The FTC Safeguards Rule will be applied to Title IV institutions based on an upcoming change to the rule that will add higher education institutions to the scope and impose requirements on institutional cybersecurity programs.
The Federal Trade Commission (FTC) has been preparing to amend the GLBA Safeguards Rule for protection of customer data. The Safeguards Rule is one of the three sections of the Gramm-Leach-Bliley Act (GLBA) of 1999 that also includes a Financial Privacy Rule and Pretexting Provisions.
This new rule will apply to those Title IV Higher Education Institutions with exceptions for institutions that handle less than 5,000 consumer records and the exceptions will only apply to some of the requirements. The exceptions being specifically- having a written risk assessment, an incident response plan and preparing the annual report to the board of directors. If you are exempt, we will still recommend you conduct those activities.
Educause, an association for Higher Education IT leaders, has been following the topic closely and has published an analysis from the initial proposal and later joined with the America Council on Education (ACE) and other associations and responded with comments from the industry on the proposed reporting requirements.
While this originally applied to financial institutions, the FTC has proposed changes to the Safeguard rule that adds Higher Education institutions into scope via the financial aid processing. Due to increasing data breaches that includes a growing number of ransomware attacks, the FTC is amending this rule to include more entities in an effort to prioritize the protection of consumer information. Throughout 2022 the FTC has proposed changes and sought commentary to be included in the final rule publication.
Deadline to be in compliance with the Safeguards Rule: June 9, 2023
Entities subject to meeting the Safeguards Rule requirements, as defined in Section 314.4 of the Code of Federal Regulations (this is the Elements section of the broader Standards for Safeguarding Customer Information of Part 314), must ensure these nine elements are included and conducted as part of the information security policy. Nine elements summarized from the current version of Section 314.4:
FortifyData can assess, contextualize and prioritize the cybersecurity risk of a higher education institution, to also include service providers (third parties).
Our platform can conduct the risk assessments for the institutions and the service providers (third parties) to meet the Safeguard Rule and the benefits are:
Expect that temporary or permanent suspension from the Department’s systems as well as the consideration for fines or other administration actions.
It is expected that the compliance check for the Safeguards Rule will be a part of the federal single audit process as part of the Title IV Program Participation Agreement (PPA).

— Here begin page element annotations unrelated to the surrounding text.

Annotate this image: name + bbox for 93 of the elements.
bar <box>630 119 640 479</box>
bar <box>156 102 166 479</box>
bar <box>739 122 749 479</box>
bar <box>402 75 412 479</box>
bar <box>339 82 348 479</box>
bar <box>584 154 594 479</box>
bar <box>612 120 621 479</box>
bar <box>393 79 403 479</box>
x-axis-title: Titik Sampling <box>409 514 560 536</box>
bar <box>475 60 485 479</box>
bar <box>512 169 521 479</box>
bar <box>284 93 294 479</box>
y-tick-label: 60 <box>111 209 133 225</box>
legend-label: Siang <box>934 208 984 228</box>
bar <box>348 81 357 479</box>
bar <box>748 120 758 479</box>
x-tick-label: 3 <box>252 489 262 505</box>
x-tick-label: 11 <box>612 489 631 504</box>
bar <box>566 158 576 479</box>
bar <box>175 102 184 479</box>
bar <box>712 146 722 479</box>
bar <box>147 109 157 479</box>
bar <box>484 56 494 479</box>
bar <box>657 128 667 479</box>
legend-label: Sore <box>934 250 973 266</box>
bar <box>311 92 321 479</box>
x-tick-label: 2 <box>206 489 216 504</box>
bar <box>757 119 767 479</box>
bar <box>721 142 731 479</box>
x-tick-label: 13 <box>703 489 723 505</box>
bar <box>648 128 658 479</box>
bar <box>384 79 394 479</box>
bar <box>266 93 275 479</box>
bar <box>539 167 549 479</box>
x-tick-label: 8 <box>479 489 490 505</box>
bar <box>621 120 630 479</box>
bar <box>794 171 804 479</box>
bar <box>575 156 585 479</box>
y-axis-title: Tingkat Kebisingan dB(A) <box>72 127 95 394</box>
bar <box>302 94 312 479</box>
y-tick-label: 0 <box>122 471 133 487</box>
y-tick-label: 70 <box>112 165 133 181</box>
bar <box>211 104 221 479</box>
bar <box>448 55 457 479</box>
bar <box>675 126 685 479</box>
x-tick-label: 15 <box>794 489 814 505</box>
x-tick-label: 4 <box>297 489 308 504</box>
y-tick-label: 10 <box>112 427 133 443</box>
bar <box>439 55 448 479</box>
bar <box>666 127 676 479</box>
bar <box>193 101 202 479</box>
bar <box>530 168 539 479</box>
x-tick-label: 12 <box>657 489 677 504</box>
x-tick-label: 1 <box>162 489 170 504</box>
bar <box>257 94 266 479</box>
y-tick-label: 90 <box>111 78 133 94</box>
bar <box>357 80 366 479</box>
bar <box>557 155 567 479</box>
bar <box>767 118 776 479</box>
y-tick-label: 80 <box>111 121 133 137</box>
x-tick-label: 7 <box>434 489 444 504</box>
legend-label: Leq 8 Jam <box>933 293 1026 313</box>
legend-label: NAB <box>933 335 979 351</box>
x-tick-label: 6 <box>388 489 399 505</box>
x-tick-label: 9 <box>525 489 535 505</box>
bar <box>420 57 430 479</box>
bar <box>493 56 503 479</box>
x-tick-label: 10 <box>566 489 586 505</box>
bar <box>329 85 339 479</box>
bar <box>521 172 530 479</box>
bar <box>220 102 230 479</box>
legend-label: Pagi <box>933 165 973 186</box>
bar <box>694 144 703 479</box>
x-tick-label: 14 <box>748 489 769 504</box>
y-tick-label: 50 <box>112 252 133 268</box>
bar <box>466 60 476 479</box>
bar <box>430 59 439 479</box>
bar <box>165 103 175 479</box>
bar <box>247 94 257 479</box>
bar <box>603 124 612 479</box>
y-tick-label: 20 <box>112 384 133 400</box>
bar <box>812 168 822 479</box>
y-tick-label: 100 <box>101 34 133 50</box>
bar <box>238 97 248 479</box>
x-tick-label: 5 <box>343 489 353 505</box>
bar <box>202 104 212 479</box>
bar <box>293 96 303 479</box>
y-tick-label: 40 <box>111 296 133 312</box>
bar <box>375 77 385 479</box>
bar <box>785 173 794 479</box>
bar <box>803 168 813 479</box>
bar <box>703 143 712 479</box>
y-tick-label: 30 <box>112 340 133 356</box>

Non-compliance with the Safeguards Rule will be included in the Institution’s audit report with the findings referred to the FTC as well as the Federal Student Aid’s Postsecondary Institution Cybersecurity Team. From the Department of Education, Enforcement of Cybersecurity Requirements under the Gramm-Leach-Bliley Act:
“Federal Student Aid’s Postsecondary Institution Cybersecurity Team (Cybersecurity Team) will also be informed of findings related to GLBA, and may request additional documentation from the institution in order to assess the level of risk to student data presented by the institution or servicer’s information security system.
If the Cybersecurity Team determines that the institution or servicer poses substantial risk to the security of student information, the Cybersecurity Team may temporarily or permanently disable the institution or servicer’s access to the Department’s information systems. Additionally, if the Cybersecurity Team determines that as a result of very serious internal control weaknesses of the general controls over technology that the institution’s or servicer’s administrative capability is impaired or it has a history of non-compliance, it may refer the institution to the Department’s Administrative Actions and Appeals Service Group for consideration of a fine or other appropriate administrative action by the Department.”
Additionally, The Department of Education Office of Federal Student Aid (FSA) has further published additional guidance on the definition of ‘customer information’ to apply to a higher education setting. Educause has a good writeup on the FSA guidance, enforcement actions and the reiteration that NIST SP 800-171 requirements for controlled unclassified information (CUI) should be followed, if not already, and that institutional compliance with NIST SP 800-171 will eventually be required.